The Republican establishment is reasserting control. It’s purging some of the hucksters who’d taken the party’s reins — or at least the airtime — in recent years. It’s resisting much of the brinkmanship that marked the last Congress and trying to present a more fearsome, united front against counterproductive strategies favored by the right. All of the major 2016 presidential contenders have made the same political calculation: It’s better to build a reputation as one of the party’s adults than as one of its firebrands.

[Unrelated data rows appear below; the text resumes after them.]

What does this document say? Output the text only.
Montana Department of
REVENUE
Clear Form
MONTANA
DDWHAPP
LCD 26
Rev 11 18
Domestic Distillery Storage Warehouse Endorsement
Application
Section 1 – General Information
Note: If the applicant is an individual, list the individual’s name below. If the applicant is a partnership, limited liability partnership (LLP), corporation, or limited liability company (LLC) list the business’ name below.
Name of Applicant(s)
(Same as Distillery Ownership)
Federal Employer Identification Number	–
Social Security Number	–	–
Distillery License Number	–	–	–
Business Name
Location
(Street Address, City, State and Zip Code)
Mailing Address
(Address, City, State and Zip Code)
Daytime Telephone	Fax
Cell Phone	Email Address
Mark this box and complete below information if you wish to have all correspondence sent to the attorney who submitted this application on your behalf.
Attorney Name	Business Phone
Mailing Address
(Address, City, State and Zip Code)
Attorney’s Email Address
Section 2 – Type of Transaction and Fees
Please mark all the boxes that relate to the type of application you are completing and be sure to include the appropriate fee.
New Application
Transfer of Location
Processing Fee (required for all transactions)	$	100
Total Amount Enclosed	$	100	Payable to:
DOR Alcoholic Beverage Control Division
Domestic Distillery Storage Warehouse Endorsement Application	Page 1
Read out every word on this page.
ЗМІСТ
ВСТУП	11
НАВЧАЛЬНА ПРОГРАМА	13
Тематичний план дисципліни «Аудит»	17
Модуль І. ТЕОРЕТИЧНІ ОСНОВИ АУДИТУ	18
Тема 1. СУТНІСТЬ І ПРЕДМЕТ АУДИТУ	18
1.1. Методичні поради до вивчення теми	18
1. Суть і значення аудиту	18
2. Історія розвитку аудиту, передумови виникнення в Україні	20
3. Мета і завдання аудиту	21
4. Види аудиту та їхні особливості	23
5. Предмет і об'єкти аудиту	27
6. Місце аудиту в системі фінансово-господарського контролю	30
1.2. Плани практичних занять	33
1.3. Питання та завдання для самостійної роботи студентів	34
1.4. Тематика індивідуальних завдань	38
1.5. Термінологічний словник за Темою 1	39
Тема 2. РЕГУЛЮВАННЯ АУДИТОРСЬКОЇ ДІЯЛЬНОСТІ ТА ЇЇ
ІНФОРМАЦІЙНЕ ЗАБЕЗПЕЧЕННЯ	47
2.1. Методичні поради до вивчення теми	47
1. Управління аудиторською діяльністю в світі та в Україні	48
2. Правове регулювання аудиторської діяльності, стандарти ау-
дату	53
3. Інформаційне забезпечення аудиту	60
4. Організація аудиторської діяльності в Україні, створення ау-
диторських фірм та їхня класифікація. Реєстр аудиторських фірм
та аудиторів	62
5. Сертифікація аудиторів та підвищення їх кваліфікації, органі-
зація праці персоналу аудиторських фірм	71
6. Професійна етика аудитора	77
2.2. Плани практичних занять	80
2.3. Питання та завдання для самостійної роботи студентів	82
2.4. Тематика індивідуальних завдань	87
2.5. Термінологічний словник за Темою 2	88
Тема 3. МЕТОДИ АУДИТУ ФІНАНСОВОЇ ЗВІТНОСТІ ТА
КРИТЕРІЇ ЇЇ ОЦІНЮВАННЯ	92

“We’ve had a period of this movement at the grass-roots level, call it Tea Party or something else, and it seems to me we’re seeing the normal progression of a grass-roots populist movement,” said Vin Weber, a former Republican congressman from Minnesota. “It ran out of control for a few years — that’s why we call it a movement rather than an organization. But it’s receding a bit now. That’s allowing natural leaders to reassert themselves, and institutional forces to reassert themselves.”
Just don’t call this process moderation. The Republican Party isn’t reinventing itself so much as reverting to its previous form. There’s little evidence of a rethinking of core Republican policy ideas. There’s no obvious analogue to the Democratic Leadership Council of the late 1980s and early 1990s, which was a moderating influence on the Democrats, or even to the “compassionate conservatism” that George W. Bush promoted to the nation in 2000.